Vergangenheit besitzen. Der Mensch lebte niemals in einem Paradies, sondern von Anfang an in einer wechselhaften, oft bedrohlichen Umwelt, die ihn nachhaltig formte. Und das heißt: Er ist kein Sklave seiner Gene, wie manche aus der modernen Biologie glauben folgern zu müssen, sondern als biopsychosoziales Wesen sehr wohl in der Lage, sein Leben frei von genetischen Zwängen zu gestalten. Überhaupt sind Natur und Kultur keine unüberbrückbaren Gegensätze, sie sind zwei Seiten eines ko-evolutionären Prozesses. Mehr noch: Der Mensch ist biologisch so beschaffen, dass er Kultur und Moral produzieren muss. Denn seine physischen Fähigkeiten hätten nie und nimmer ausgereicht, die Strapazen der Evolution zu bestehen.

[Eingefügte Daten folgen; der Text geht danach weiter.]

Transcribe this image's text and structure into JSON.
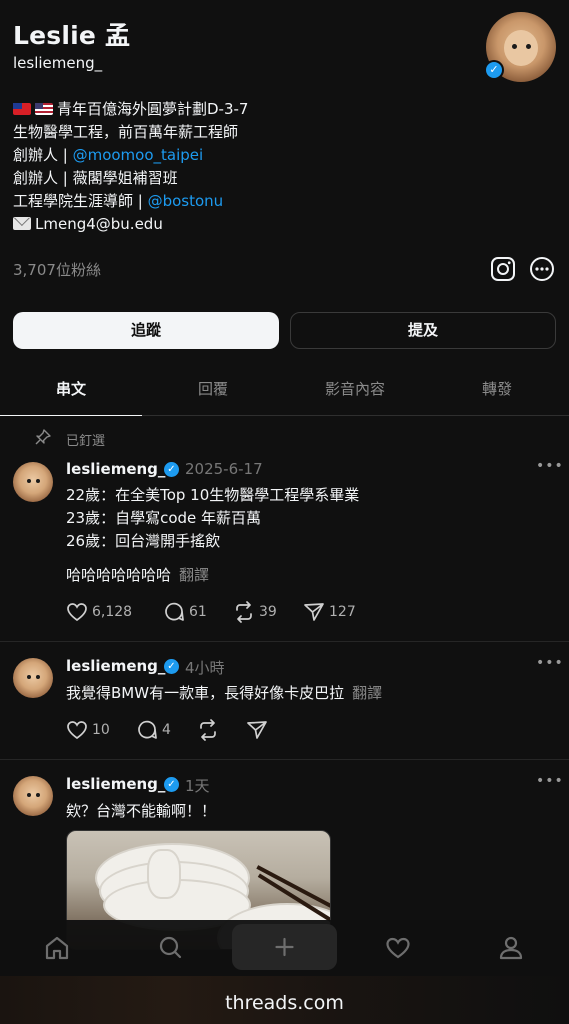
{
  "profile": {
    "name": "Leslie 孟",
    "handle": "lesliemeng_",
    "bio": {
      "line1": "青年百億海外圓夢計劃D-3-7",
      "line2": "生物醫學工程，前百萬年薪工程師",
      "line3_prefix": "創辦人 | ",
      "line3_link": "@moomoo_taipei",
      "line4": "創辦人 | 薇閣學姐補習班",
      "line5_prefix": "工程學院生涯導師 | ",
      "line5_link": "@bostonu",
      "line6": "Lmeng4@bu.edu"
    },
    "followers": "3,707位粉絲"
  },
  "buttons": {
    "follow": "追蹤",
    "mention": "提及"
  },
  "tabs": [
    {
      "label": "串文",
      "active": true
    },
    {
      "label": "回覆",
      "active": false
    },
    {
      "label": "影音內容",
      "active": false
    },
    {
      "label": "轉發",
      "active": false
    }
  ],
  "pinned_label": "已釘選",
  "posts": [
    {
      "username": "lesliemeng_",
      "time": "2025-6-17",
      "lines": [
        "22歲：在全美Top 10生物醫學工程學系畢業",
        "23歲：自學寫code 年薪百萬",
        "26歲：回台灣開手搖飲"
      ],
      "extra": "哈哈哈哈哈哈哈",
      "translate": "翻譯",
      "likes": "6,128",
      "replies": "61",
      "reposts": "39",
      "shares": "127"
    },
    {
      "username": "lesliemeng_",
      "time": "4小時",
      "lines": [
        "我覺得BMW有一款車，長得好像卡皮巴拉"
      ],
      "translate": "翻譯",
      "likes": "10",
      "replies": "4"
    },
    {
      "username": "lesliemeng_",
      "time": "1天",
      "lines": [
        "欸？台灣不能輸啊！！"
      ]
    }
  ],
  "browser": {
    "url": "threads.com"
  },
  "colors": {
    "accent": "#1d9bf0",
    "background": "#101010",
    "text": "#f3f5f7",
    "muted": "#8a8a8a"
  }
}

Die siebte und bis dato letzte Kränkung des Menschen geht auf das Konto des Computers. »Die Bedrohung, die der Computer für das >Ich< darstellt, ist in vieler Hinsicht mit der Freudschen vergleichbar, nur ist sie wesentlich unerbittlicher«, meint die amerikanische Psychologin Sherry Turkle. »Das Computer-Modell des Geistes ist ein weiterer schwerer Schlag für unser Empfinden, im Mittelpunkt zu stehen.« Viele Probleme, deren Lösung früher als Triumph des menschlichen Geistes galt, werden heute von Maschinen ebenso gut oder besser bewältigt. Sogar der amtierende Schachweltmeister musste sich unlängst einem Computer geschlagen geben. Nur: Anstatt sich über die Erfolge ihres Schaffens zu freuen, fühlen viele Menschen sich von ihnen bedroht und entwickeln ausgeklügelte Abwehr-Strategien, um ihre Mittelpunktstellung zu verteidigen. Das heißt in diesem Fall: Sie stellen besonders jene intellektuellen Leistungen als typisch menschlich heraus, die dem Computer am schwersten zu vermitteln sind - und machen ihr Selbstbild damit erneut von den Fortschritten der Technik abhängig. Denn was Computer heute nicht können, können sie vielleicht schon morgen.

Glaubt man Vollmer, steht dem Menschen alsbald die achte Kränkung ins Haus - diesmal von Seiten der Neurobiologie: »Der dualistisch verstandene >Geist< oder die unsterbliche >Seele< werden dabei noch mehr in Wohnungsnot geraten; vor allem aber könnte sich die Willensfreiheit, auf die wir uns so viel einbilden, als Illusion erweisen.« Wie es aussieht, wird der Mensch die Entwicklung der Wissenschaften solange als mögliche Bedrohung seines Selbstbildes empfinden, solange er nicht aufhört, sich über die Natur zu erheben, anstatt sich als Teil von ihr zu begreifen. Erst dann hat er keinen Grund mehr, sich seiner evolutionären Herkunft zu schämen.